The IMF expects the oil-rich economies of GCC to grow 6.5 per cent this year, up from 3.1 per cent in 2021. The growth led by Saudi Arabia and the UAE, the two biggest Arab economies, is expected to moderate to 3.6 per cent next year.
The World Bank projects Gulf economies to grow 6.9 per cent this year before decelerating to 3.7 per cent and 2.4 per cent in 2023 and 2024, respectively.
The total economic output of the countries in the bloc is projected to reach $2 trillion in 2022, the IMF said in its Gulf Economic Outlook in October.
If the Gulf countries continue business as usual, the region’s combined GDP will grow to $6tn by 2050. That figure could shoot up to more than $13 trillion by 2050 if they adopt a green-growth strategy that accelerates economic diversification, the lender said.
Economies in the GCC bounced back strongly after the pandemic-driven slowdown last year and the growth momentum has picked up further pace this year, driven by Russia’s military offensive in Ukraine.
Brent, the benchmark for more than to thirds of the world’s oil, is trading near $84 per barrel level, about 8 per cent higher since the beginning of the year.
Gulf economies will receive up to $1.4tn in additional revenue in the next four to five years as oil prices remain high and headline inflation remains low in the region, Jihad Azour, director of the Middle East and Central Asia Department at the IMF, said in May.
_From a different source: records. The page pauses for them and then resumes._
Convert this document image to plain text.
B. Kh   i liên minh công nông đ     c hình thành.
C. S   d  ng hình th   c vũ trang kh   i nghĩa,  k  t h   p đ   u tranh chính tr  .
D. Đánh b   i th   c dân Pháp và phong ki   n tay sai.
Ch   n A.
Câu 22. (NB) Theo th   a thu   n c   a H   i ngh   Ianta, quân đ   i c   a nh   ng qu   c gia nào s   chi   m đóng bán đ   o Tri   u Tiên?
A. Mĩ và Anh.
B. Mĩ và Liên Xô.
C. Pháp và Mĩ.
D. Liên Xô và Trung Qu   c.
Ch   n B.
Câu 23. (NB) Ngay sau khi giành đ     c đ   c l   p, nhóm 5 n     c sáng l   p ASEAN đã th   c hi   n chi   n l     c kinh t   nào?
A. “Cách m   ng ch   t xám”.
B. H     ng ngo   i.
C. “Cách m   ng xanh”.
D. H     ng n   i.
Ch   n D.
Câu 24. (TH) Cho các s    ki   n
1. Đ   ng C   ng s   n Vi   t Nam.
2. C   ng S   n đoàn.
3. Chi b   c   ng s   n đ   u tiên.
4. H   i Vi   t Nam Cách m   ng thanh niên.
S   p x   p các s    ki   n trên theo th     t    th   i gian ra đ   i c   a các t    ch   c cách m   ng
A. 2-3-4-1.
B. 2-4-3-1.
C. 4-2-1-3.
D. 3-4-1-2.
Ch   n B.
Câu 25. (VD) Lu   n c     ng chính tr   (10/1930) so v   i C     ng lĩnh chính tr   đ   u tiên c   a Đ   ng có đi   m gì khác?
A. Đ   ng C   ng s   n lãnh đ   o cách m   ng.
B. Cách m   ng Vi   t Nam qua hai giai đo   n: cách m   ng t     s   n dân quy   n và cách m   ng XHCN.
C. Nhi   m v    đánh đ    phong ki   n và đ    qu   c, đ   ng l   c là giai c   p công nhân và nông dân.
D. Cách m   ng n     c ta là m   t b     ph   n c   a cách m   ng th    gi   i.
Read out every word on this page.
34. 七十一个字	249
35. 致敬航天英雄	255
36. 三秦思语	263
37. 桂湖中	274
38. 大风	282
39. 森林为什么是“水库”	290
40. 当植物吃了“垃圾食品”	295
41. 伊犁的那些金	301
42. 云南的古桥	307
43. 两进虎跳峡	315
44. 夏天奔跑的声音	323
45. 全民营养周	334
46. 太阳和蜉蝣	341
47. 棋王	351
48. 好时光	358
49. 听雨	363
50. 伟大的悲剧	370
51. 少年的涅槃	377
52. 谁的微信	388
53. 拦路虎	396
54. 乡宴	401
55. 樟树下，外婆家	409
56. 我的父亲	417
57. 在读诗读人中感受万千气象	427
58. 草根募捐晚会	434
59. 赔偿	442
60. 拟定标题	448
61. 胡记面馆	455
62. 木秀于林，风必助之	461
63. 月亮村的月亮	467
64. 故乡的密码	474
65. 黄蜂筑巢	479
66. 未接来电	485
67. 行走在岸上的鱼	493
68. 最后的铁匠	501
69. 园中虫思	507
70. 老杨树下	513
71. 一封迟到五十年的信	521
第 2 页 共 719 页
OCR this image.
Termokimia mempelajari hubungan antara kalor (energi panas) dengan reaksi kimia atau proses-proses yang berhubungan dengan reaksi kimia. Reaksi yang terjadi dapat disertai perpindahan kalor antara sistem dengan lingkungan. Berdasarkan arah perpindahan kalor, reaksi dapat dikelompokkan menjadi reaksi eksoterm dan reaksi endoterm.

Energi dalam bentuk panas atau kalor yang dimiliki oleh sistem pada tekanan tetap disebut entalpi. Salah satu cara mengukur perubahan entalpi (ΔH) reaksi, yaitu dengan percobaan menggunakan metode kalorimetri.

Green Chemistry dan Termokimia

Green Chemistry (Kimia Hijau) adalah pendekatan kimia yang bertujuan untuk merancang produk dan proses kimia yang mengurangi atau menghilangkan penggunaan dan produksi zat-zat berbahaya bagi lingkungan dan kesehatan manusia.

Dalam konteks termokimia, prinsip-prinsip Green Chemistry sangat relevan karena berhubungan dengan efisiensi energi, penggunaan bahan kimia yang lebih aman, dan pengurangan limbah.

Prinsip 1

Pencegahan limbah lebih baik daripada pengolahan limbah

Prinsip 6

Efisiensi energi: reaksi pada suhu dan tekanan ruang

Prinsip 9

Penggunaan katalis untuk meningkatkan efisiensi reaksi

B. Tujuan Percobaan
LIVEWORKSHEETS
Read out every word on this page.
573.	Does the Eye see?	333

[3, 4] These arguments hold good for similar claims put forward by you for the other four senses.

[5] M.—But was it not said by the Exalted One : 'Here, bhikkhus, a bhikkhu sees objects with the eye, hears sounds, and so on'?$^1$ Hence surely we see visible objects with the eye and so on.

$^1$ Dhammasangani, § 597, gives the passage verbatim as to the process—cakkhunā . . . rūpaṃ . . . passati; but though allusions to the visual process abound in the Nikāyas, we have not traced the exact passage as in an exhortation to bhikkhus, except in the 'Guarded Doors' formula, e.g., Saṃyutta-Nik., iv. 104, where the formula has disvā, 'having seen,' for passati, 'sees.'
While the world is bracing for a possible recession next year, challenges linked to the Russia-Ukraine war, tighter global financial conditions rising inflation and increases in interest rates are expected to have a limited impact on GCC economies, according to the report.
“Surging commodity prices have limited the spillover from the war in Ukraine and the impact from tighter global financial conditions and have allowed for a more positive outlook for GCC economies,” Amine Mati, an IMF assistant director and Jerome Vacher, a senior economist with the fund, wrote in a blog on Wednesday.
The GCC countries reported higher oil windfalls in the past commodities super cycles. However, this time they are expected to curtail spending.
“Our analysis suggests that GCC countries will save far more resources than during previous episodes because of the fiscal and structural reforms taken in the region,” Mr Mati and Mr Vacher said.
“In 2022 alone, the overall fiscal surplus will amount to over $100 billion, as the rise in expenditures — particularly on wages — remains contained so far.”
However, risks to the global outlook are firmly on the downside and GCC countries should use additional revenue to “rebuild buffers and strengthen policy space” and targeted support for the most vulnerable.
Keeping medium-term fiscal policy geared towards ensuring fiscal sustainability and increasing savings, through a credible fiscal framework, should also be prioritised, the report said.
“This can be supported through non-oil revenue mobilisation and energy subsidy phase-out, which will also contribute to climate change mitigation,” IMF officials said. “Other supporting measures include the gradual reduction of public sector wage bills and increasing spending efficiency.”
Accelerating structural reforms and maintaining financial sector stability should also remain a priority for policymakers in the region, they said.